IMAGENET_MEAN = tf.constant([123.68, 116.779, 103.939], dtype=tf.float32)


class ImageDataGenerator(object):
    """Wrapper class around the new Tensorflows dataset pipeline.

    Requires Tensorflow >= version 1.12rc0
    """

    def __init__(self, filed, txt_file, mode, batch_size, num_classes, shuffle=True,
                 buffer_size=1000):
        """Create a new ImageDataGenerator.
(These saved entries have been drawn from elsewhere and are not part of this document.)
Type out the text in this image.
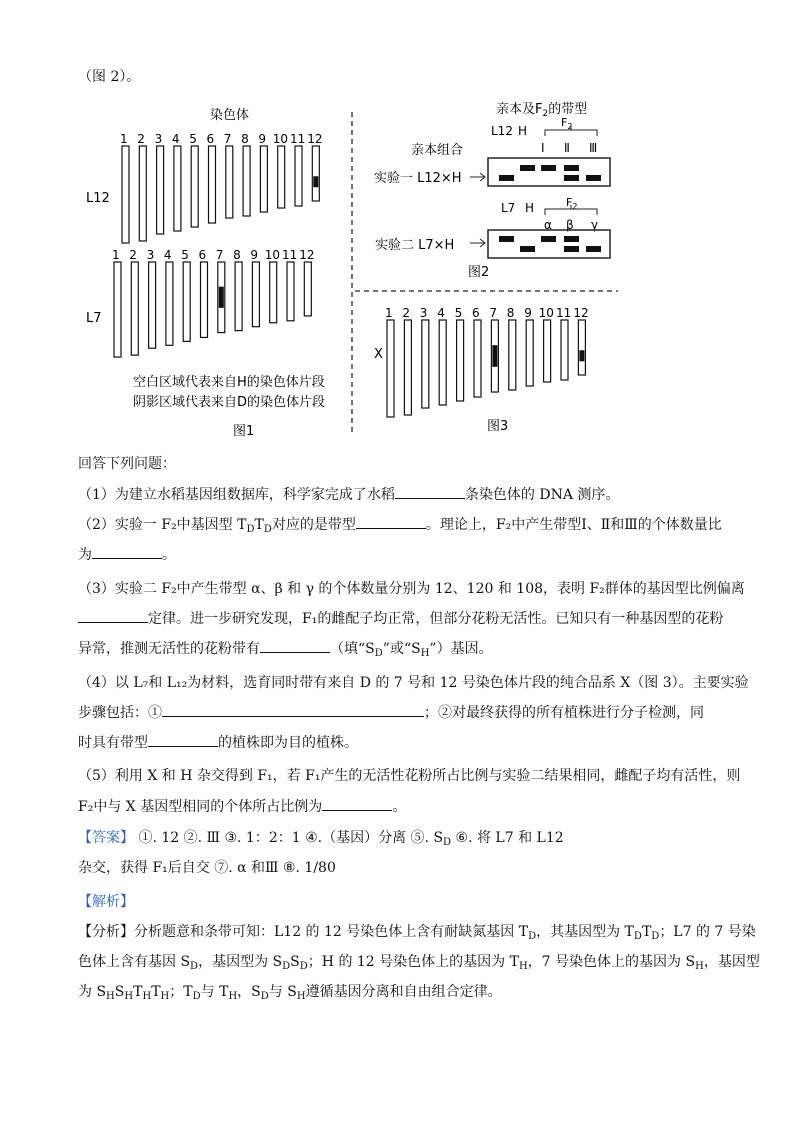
（图 2）。
染色体
L12
L7
1 2 3 4 5 6 7 8 9 10 11 12
1 2 3 4 5 6 7 8 9 10 11 12
空白区域代表来自H的染色体片段
阴影区域代表来自D的染色体片段
图1
亲本及$F_2$的带型
亲本组合
L12 H
$F_2$
Ⅰ Ⅱ Ⅲ
实验一 L12×H
L7 H	$F_2$
α β γ
实验二 L7×H
图2
X
1 2 3 4 5 6 7 8 9 10 11 12
图3
回答下列问题：
（1）为建立水稻基因组数据库，科学家完成了水稻	条染色体的 DNA 测序。
（2）实验一 F₂中基因型 $T_DT_D$对应的是带型	。理论上，F₂中产生带型Ⅰ、Ⅱ和Ⅲ的个体数量比
为	。
（3）实验二 F₂中产生带型 α、β 和 γ 的个体数量分别为 12、120 和 108，表明 F₂群体的基因型比例偏离
定律。进一步研究发现，F₁的雌配子均正常，但部分花粉无活性。已知只有一种基因型的花粉
异常，推测无活性的花粉带有	（填“$S_D$”或“$S_H$”）基因。
（4）以 L₇和 L₁₂为材料，选育同时带有来自 D 的 7 号和 12 号染色体片段的纯合品系 X（图 3）。主要实验
步骤包括：①	；②对最终获得的所有植株进行分子检测，同
时具有带型	的植株即为目的植株。
（5）利用 X 和 H 杂交得到 F₁，若 F₁产生的无活性花粉所占比例与实验二结果相同，雌配子均有活性，则
F₂中与 X 基因型相同的个体所占比例为	。
【答案】 ①. 12 ②. Ⅲ ③. 1：2：1 ④.（基因）分离 ⑤. $S_D$ ⑥. 将 L7 和 L12
杂交，获得 F₁后自交 ⑦. α 和Ⅲ ⑧. 1/80
【解析】
【分析】分析题意和条带可知：L12 的 12 号染色体上含有耐缺氮基因 $T_D$，其基因型为 $T_DT_D$；L7 的 7 号染
色体上含有基因 $S_D$，基因型为 $S_DS_D$；H 的 12 号染色体上的基因为 $T_H$，7 号染色体上的基因为 $S_H$，基因型
为 $S_HS_HT_HT_H$；$T_D$与 $T_H$，$S_D$与 $S_H$遵循基因分离和自由组合定律。
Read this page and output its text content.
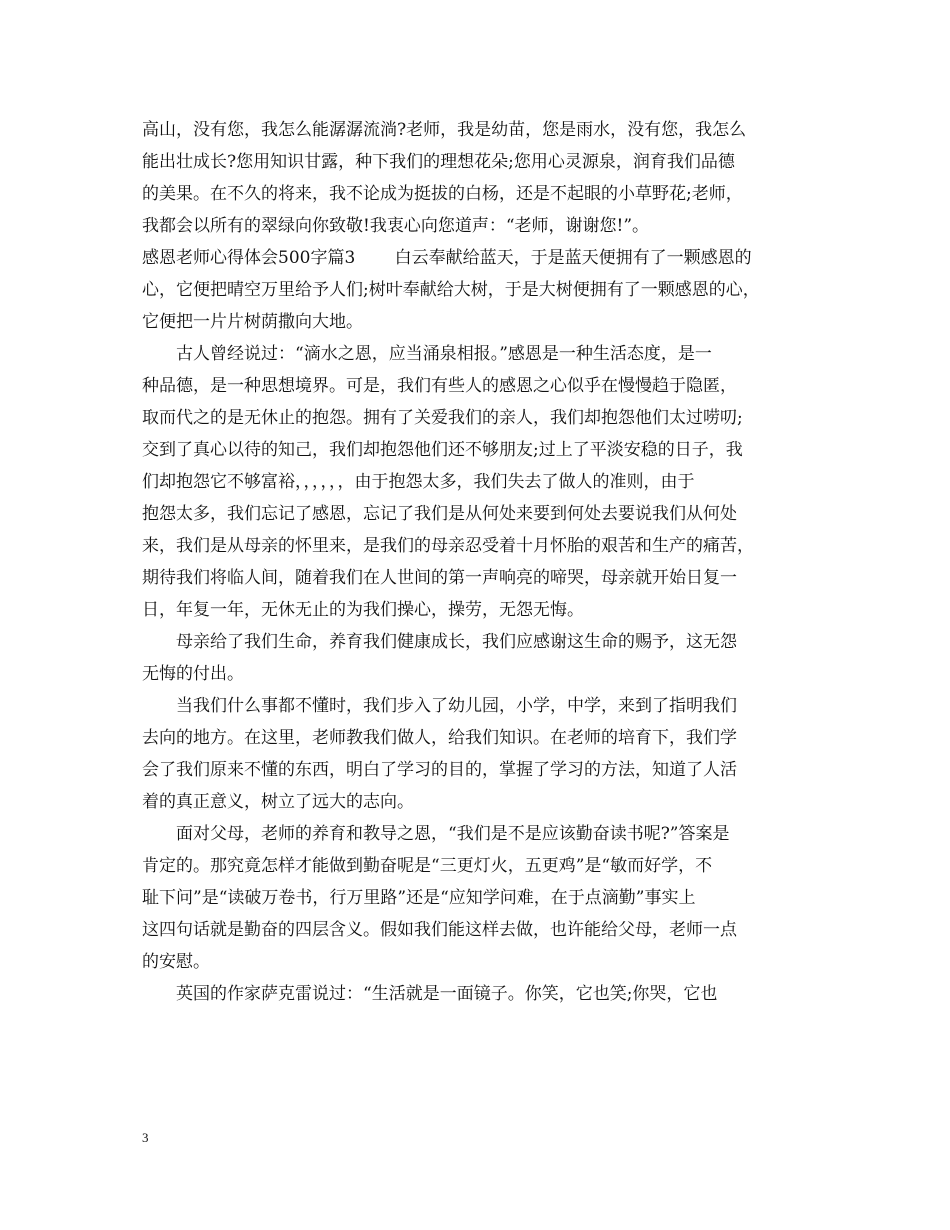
高山，没有您，我怎么能潺潺流淌?老师，我是幼苗，您是雨水，没有您，我怎么
能出壮成长?您用知识甘露，种下我们的理想花朵;您用心灵源泉，润育我们品德
的美果。在不久的将来，我不论成为挺拔的白杨，还是不起眼的小草野花;老师，
我都会以所有的翠绿向你致敬!我衷心向您道声：“老师，谢谢您!”。
感恩老师心得体会500字篇3　　 白云奉献给蓝天，于是蓝天便拥有了一颗感恩的
心，它便把晴空万里给予人们;树叶奉献给大树，于是大树便拥有了一颗感恩的心，
它便把一片片树荫撒向大地。
古人曾经说过：“滴水之恩，应当涌泉相报。”感恩是一种生活态度，是一
种品德，是一种思想境界。可是，我们有些人的感恩之心似乎在慢慢趋于隐匿，
取而代之的是无休止的抱怨。拥有了关爱我们的亲人，我们却抱怨他们太过唠叨;
交到了真心以待的知己，我们却抱怨他们还不够朋友;过上了平淡安稳的日子，我
们却抱怨它不够富裕，，，，，，由于抱怨太多，我们失去了做人的准则，由于
抱怨太多，我们忘记了感恩，忘记了我们是从何处来要到何处去要说我们从何处
来，我们是从母亲的怀里来，是我们的母亲忍受着十月怀胎的艰苦和生产的痛苦，
期待我们将临人间，随着我们在人世间的第一声响亮的啼哭，母亲就开始日复一
日，年复一年，无休无止的为我们操心，操劳，无怨无悔。
母亲给了我们生命，养育我们健康成长，我们应感谢这生命的赐予，这无怨
无悔的付出。
当我们什么事都不懂时，我们步入了幼儿园，小学，中学，来到了指明我们
去向的地方。在这里，老师教我们做人，给我们知识。在老师的培育下，我们学
会了我们原来不懂的东西，明白了学习的目的，掌握了学习的方法，知道了人活
着的真正意义，树立了远大的志向。
面对父母，老师的养育和教导之恩，“我们是不是应该勤奋读书呢?”答案是
肯定的。那究竟怎样才能做到勤奋呢是“三更灯火，五更鸡”是“敏而好学，不
耻下问”是“读破万卷书，行万里路”还是“应知学问难，在于点滴勤”事实上
这四句话就是勤奋的四层含义。假如我们能这样去做，也许能给父母，老师一点
的安慰。
英国的作家萨克雷说过：“生活就是一面镜子。你笑，它也笑;你哭，它也
3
        Recieves a path string to a text file, which consists of many lines,
        where each line has first a path string to an image and seperated by
        a space an integer, referring to the class number. Using this data,
        this class will create TensrFlow datasets, that can be used to train
        e.g. a convolutional neural network.

        Args:
            txt_file: Path to the text file.
            mode: Either 'training' or 'validation'. Depending on this value,
                different parsing functions will be used.
            batch_size: Number of images per batch.
            num_classes: Number of classes in the dataset.
            shuffle: Wether or not to shuffle the data in the dataset and the
                initial file list.
            buffer_size: Number of images used as buffer for TensorFlows
                shuffling of the dataset.

        Raises:
            ValueError: If an invalid mode is passed.

        """
        self.filed = filed
        self.txt_file = txt_file
        self.num_classes = num_classes

        # retrieve the data from the text file
        self._read_txt_file()

        # number of samples in the dataset
        self.data_size = len(self.labels)
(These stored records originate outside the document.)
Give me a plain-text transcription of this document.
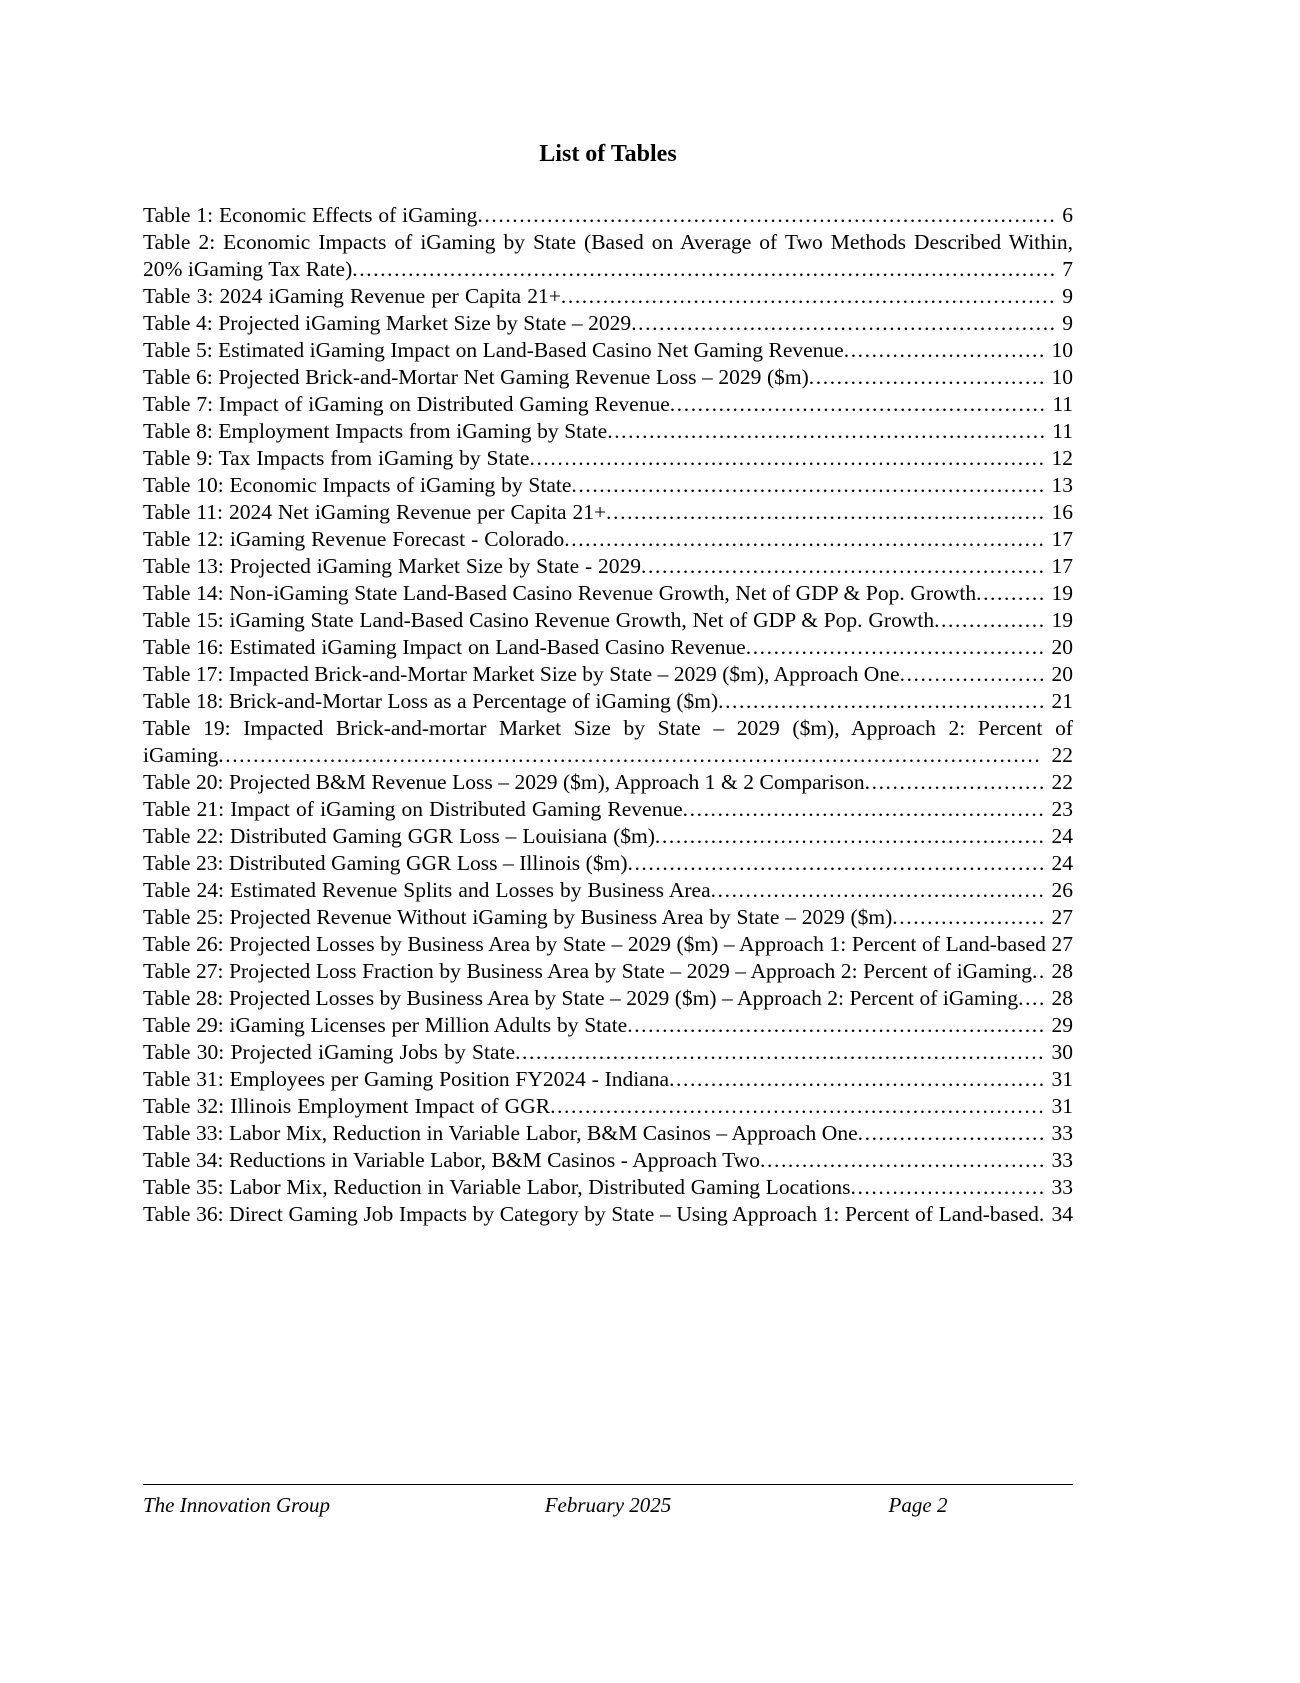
List of Tables

Table 1: Economic Effects of iGaming................................................................................... 6

Table 2: Economic Impacts of iGaming by State (Based on Average of Two Methods Described Within, 20% iGaming Tax Rate)..................................................................................................... 7

Table 3: 2024 iGaming Revenue per Capita 21+....................................................................... 9

Table 4: Projected iGaming Market Size by State – 2029............................................................. 9

Table 5: Estimated iGaming Impact on Land-Based Casino Net Gaming Revenue............................. 10

Table 6: Projected Brick-and-Mortar Net Gaming Revenue Loss – 2029 ($m).................................. 10

Table 7: Impact of iGaming on Distributed Gaming Revenue...................................................... 11

Table 8: Employment Impacts from iGaming by State............................................................... 11

Table 9: Tax Impacts from iGaming by State.......................................................................... 12

Table 10: Economic Impacts of iGaming by State.................................................................... 13

Table 11: 2024 Net iGaming Revenue per Capita 21+............................................................... 16

Table 12: iGaming Revenue Forecast - Colorado..................................................................... 17

Table 13: Projected iGaming Market Size by State - 2029.......................................................... 17

Table 14: Non-iGaming State Land-Based Casino Revenue Growth, Net of GDP & Pop. Growth.......... 19

Table 15: iGaming State Land-Based Casino Revenue Growth, Net of GDP & Pop. Growth................ 19

Table 16: Estimated iGaming Impact on Land-Based Casino Revenue........................................... 20

Table 17: Impacted Brick-and-Mortar Market Size by State – 2029 ($m), Approach One..................... 20

Table 18: Brick-and-Mortar Loss as a Percentage of iGaming ($m)............................................... 21

Table 19: Impacted Brick-and-mortar Market Size by State – 2029 ($m), Approach 2: Percent of iGaming...................................................................................................................... 22

Table 20: Projected B&M Revenue Loss – 2029 ($m), Approach 1 & 2 Comparison.......................... 22

Table 21: Impact of iGaming on Distributed Gaming Revenue.................................................... 23

Table 22: Distributed Gaming GGR Loss – Louisiana ($m)........................................................ 24

Table 23: Distributed Gaming GGR Loss – Illinois ($m)............................................................ 24

Table 24: Estimated Revenue Splits and Losses by Business Area................................................ 26

Table 25: Projected Revenue Without iGaming by Business Area by State – 2029 ($m)...................... 27

Table 26: Projected Losses by Business Area by State – 2029 ($m) – Approach 1: Percent of Land-based 27

Table 27: Projected Loss Fraction by Business Area by State – 2029 – Approach 2: Percent of iGaming.. 28

Table 28: Projected Losses by Business Area by State – 2029 ($m) – Approach 2: Percent of iGaming.... 28

Table 29: iGaming Licenses per Million Adults by State............................................................ 29

Table 30: Projected iGaming Jobs by State............................................................................ 30

Table 31: Employees per Gaming Position FY2024 - Indiana...................................................... 31

Table 32: Illinois Employment Impact of GGR....................................................................... 31

Table 33: Labor Mix, Reduction in Variable Labor, B&M Casinos – Approach One........................... 33

Table 34: Reductions in Variable Labor, B&M Casinos - Approach Two......................................... 33

Table 35: Labor Mix, Reduction in Variable Labor, Distributed Gaming Locations............................ 33

Table 36: Direct Gaming Job Impacts by Category by State – Using Approach 1: Percent of Land-based. 34

The Innovation Group	February 2025	Page 2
        # initial shuffling of the file and label lists (together!)
        if shuffle:
            self._shuffle_lists()
        else:
            self._Noshuffle_lists()

        # convert lists to TF tensor
        self.img_paths = convert_to_tensor(self.img_paths, dtype=dtypes.string)
        self.labels = convert_to_tensor(self.labels, dtype=dtypes.int32)

        # create dataset
        data = Dataset.from_tensor_slices((self.img_paths, self.labels))

        # distinguish between train/infer. when calling the parsing functions
        if mode == 'training':
            data = data.map(self._parse_function_train, num_threads=8,
                      output_buffer_size=100*batch_size)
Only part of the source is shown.